In my last post I said I run becuase runners dream big and go after it with everything they have. Same goes for walkers!!

Nicole said...

Great post.
My first marathon was less than a stellar time and any time I tell people my time when the ask their response is WOW you are really slow but at least I'm a marathoner so I agree with you we need to celebrate all runners because we all win as long as we start. I suppose you can say I've been influenced by John Bingham.

Anonymous said...

Thank you for posting this. It was very inspirational.
This was my first attempt at a marathon and I am very proud that I've completed it. I did overcome some obstacles to get to the finish line. I came down with a horrible case of bronchitis half way through my training. After the marathon I had a hip that needed some therapy and the worst blisters. I threw the towel in at mile 21 and called around for a ride home. I got to mile 22 without anyone picking me up and I decided to push forward.
I will do this again next year.
Thank you for writing about me.
It's amazing what comes up when you google your own name.

Anonymous said...

Sorry - the anonymous above is from Autumn Jones. 31 years old, fellow walker from Portland.

Ali said...

This is really amazing to see a stranger who was inspired by my friend Autumn. She and her good friend Kelsey trained for months to walk this (bronchitis setback and all), and I am so proud of them for finishing (especially since I got a "where are you? can you come pick us up" phone call!!) :)

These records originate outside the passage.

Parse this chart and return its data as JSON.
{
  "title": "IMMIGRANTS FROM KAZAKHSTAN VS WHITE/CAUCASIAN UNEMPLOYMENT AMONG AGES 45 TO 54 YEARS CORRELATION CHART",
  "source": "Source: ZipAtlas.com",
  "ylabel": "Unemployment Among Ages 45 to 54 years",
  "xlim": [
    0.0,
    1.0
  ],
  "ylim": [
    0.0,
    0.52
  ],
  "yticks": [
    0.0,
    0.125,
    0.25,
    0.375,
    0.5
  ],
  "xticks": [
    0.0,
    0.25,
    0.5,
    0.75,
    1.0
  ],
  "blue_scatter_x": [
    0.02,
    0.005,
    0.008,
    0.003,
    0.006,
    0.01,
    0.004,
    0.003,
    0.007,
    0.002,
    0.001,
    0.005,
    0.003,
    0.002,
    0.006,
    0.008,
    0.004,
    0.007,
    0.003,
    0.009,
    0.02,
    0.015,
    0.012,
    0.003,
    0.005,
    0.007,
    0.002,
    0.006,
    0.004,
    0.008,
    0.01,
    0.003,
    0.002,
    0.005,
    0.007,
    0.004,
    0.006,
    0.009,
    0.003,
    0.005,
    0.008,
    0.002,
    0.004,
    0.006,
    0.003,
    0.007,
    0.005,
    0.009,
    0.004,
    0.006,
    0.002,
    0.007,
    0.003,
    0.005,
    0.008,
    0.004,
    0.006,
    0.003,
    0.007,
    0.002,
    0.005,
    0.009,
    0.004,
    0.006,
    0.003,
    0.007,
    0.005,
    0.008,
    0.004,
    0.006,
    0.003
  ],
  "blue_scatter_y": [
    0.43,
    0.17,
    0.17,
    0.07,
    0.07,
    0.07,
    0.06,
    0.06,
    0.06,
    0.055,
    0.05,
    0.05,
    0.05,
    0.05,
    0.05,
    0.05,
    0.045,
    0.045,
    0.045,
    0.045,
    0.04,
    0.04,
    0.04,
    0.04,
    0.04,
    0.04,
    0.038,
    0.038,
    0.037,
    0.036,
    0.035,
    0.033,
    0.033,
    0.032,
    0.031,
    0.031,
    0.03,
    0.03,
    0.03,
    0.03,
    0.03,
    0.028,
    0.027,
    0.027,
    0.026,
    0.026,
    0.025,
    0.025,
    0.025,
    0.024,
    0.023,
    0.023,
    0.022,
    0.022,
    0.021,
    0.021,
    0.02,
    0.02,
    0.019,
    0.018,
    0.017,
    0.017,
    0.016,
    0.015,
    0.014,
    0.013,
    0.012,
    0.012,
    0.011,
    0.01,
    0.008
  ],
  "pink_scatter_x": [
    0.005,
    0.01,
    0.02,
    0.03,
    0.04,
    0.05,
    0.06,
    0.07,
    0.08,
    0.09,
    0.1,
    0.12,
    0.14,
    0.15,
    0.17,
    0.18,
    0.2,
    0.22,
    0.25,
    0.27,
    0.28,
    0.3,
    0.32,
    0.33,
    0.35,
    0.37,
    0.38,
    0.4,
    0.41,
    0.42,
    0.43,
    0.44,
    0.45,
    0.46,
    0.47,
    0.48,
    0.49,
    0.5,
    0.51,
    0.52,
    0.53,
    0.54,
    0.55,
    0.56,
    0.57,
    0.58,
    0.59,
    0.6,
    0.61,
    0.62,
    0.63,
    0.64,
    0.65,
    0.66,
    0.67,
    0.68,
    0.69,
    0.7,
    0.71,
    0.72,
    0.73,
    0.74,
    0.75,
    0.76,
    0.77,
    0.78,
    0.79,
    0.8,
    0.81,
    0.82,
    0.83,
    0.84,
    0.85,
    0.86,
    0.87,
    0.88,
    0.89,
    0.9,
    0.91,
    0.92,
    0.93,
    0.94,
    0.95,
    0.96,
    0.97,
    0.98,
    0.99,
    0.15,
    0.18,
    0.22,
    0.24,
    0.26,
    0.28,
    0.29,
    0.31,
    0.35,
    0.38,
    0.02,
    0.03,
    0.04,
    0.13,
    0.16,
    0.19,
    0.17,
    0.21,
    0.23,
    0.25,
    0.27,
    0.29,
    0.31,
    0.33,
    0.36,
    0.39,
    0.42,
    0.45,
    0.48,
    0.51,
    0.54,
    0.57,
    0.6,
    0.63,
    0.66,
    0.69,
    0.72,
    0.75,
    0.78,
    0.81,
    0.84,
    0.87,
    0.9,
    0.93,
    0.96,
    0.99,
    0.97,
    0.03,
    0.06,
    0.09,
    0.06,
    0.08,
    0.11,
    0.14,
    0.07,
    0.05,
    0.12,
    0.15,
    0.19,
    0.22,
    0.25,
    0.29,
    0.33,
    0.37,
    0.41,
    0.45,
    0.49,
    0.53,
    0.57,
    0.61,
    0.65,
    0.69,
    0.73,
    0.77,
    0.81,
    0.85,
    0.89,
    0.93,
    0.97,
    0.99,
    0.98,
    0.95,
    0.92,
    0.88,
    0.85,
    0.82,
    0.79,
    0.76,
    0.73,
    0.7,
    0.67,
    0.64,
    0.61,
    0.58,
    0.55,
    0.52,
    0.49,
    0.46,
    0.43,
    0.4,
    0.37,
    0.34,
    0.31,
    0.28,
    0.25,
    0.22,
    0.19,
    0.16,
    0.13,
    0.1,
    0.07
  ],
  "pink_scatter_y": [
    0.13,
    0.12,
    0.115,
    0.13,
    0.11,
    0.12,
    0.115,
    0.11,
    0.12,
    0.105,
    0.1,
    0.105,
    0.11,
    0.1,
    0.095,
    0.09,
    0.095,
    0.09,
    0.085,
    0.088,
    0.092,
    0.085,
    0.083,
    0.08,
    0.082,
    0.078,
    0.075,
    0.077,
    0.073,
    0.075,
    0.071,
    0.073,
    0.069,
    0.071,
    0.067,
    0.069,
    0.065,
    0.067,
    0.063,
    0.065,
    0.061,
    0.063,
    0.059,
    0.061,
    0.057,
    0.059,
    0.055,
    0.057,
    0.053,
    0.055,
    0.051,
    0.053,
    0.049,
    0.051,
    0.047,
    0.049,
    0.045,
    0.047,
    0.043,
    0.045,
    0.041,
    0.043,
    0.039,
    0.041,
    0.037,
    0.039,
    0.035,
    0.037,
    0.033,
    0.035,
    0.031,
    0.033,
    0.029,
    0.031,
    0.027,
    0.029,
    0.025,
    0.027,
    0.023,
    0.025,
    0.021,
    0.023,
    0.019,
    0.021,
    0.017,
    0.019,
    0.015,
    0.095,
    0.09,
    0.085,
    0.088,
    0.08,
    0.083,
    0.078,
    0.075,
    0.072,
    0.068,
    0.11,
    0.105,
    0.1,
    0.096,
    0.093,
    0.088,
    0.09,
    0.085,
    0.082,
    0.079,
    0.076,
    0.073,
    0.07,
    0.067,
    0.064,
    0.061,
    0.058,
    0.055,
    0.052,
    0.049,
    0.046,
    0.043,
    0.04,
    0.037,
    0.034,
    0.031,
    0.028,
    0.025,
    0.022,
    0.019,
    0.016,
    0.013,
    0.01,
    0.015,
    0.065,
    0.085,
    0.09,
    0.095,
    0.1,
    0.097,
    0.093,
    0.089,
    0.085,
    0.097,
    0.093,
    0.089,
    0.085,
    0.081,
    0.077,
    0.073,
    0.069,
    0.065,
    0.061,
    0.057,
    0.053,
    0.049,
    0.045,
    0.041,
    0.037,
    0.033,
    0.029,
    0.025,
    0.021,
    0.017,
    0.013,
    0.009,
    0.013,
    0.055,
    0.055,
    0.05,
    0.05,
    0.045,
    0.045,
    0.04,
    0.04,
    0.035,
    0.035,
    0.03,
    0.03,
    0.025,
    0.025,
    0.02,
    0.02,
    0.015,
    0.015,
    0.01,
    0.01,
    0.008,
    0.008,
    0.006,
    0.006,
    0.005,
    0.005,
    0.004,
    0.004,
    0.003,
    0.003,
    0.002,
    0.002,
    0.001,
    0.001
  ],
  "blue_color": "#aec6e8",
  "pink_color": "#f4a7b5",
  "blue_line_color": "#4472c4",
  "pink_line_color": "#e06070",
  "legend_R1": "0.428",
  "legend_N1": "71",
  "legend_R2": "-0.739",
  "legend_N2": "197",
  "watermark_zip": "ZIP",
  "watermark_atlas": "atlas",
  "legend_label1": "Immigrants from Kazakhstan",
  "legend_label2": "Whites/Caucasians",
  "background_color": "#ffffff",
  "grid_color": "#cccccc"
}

Way to go Autumn (and Kelsey)!!!

Anonymous said...

and they were in shoes I gave her !!!

MidAgeChick said...

Phat Girl, I am going to tag you on my blog and check on you every once in a while! I did the Avon Walk in 2003, then had a baby, and am now building back up to do the PDX Marathon next year. Glad you wrote about sweet Autumn. And you're right, it was a big deal for her! Take Care

Kristina said...

We love you Autumn and Kelsey and are very proud of you ! I was one of the ones in bed saying I would never be you! :) Congratulations, and how cool that you inspired an article!

mrsdate said...

It is easy to fall into "I could never do that" mentality. Sometimes the thoughts of what if's and if only drown out what we do accomplish in life... I know I am guilty of it! I needed the reminder that what I have accomplished in life (though not what I planned or set as a goal)is indeed an accomplishment. Thank you for writing such a touching entry about my dear friend Autumn and reminding me of my great life and what I have accomplished.

Beth said...

I'm so proud of you both, Autumn and Kelsey! Love you gals!

Brenda said...

I was doing some random dinking around online today and went back to look at my finish time for the 2006 marathon. I had desperately hoped to finish in less than 7 hours, and my official time was a rather heartbreaking (at the time) 7:00:01. I appreciate your positive attitude about your attempt at the race, and I hope so much that next year you end up with one of those pill-resistant shirts and shiny medals! I'm currently in physical therapy for a long-standing injury that was made worse by my training, and your upbeat writing was a good encouragement for me to keep training and get better for next year.